3. Buy something that reminds me I’m an adult
Mostly it is a magazine. Sometimes it is new skin care or make-up. Just something that has nothing to do with children that I can use or read.
I like to have a magazine on my kitchen bench. Whatever is currently tickling my fancy. Possibly Real Living, maybe Frankie, sometimes Home Beautiful, often The Collective. Something that makes me feel like a grown up that I can flick through a page or two when I get the chance. In a world full of kid-chatter, it is a nice moment of anti-kid-ness when you are the only adult in the house.
I buy a magazine so it is fresh and new ready for me to ogle all the pretties.
OK, that last line could easily fall in the gutter but I’m talking homeware, peeps!
4. Assess the mindset
Probably the most important thing I do about four days before the Mr flys out to work is assess my mindset.

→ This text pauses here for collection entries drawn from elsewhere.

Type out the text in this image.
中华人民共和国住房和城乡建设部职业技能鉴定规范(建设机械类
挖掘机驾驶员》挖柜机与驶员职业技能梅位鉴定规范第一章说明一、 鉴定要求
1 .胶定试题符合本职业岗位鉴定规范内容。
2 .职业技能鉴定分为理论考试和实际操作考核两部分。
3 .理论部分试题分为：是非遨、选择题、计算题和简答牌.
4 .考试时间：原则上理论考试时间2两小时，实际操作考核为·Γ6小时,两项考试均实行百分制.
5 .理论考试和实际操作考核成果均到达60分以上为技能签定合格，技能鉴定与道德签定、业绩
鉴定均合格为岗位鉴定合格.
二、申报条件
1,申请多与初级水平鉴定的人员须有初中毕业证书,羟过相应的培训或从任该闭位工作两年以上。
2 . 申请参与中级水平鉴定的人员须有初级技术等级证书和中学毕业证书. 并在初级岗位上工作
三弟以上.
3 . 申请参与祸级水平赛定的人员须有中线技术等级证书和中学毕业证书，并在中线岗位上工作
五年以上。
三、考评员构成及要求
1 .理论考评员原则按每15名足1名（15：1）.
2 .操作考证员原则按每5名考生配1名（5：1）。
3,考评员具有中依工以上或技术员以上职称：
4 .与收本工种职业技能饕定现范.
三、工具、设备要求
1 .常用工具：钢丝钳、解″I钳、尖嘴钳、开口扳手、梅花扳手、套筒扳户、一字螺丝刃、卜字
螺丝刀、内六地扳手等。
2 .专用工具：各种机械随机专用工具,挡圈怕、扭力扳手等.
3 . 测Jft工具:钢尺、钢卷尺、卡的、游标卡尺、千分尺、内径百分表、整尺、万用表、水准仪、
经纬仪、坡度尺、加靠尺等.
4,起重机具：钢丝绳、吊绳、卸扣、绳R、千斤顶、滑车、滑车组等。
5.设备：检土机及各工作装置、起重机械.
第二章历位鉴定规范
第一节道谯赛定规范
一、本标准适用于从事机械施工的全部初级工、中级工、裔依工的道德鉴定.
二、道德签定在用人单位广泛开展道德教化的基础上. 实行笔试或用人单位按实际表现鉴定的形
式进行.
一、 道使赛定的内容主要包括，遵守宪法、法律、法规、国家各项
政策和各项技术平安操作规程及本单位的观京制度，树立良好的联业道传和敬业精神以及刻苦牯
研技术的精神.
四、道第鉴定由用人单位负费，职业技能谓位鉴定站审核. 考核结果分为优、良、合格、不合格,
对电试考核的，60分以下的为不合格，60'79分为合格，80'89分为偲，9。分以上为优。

Do I need anything to fill my cup to get me through the next two weeks?
By doing this I know that I am starting from an awesome point. I am feeling positive and capable. I am not in need of any extra downtime. My cup runneth over!
Sometimes when I assess I realise I’m not ready to do the solo parenting stint yet and I will plan to do the things I need to get me to that good mental space before he goes. It is so important for me to do this around 4 days out from fly-out, so I can do the things I need without the panic of having no time left.
Usually, it is just letting the Mr know that I am wanting some uninterrupted me time and he is all over it. I can hide away and have a shower without anyone traipsing in to tell me what sea-creature was on the Octonauts. I give myself a little pampering and emerge when I am ready. Something small but significant to get me to a place where I can take on anything that is thrown at me (literally and figuratively) for another stint of solo parenting.
What do you do to reboot or refresh yourself?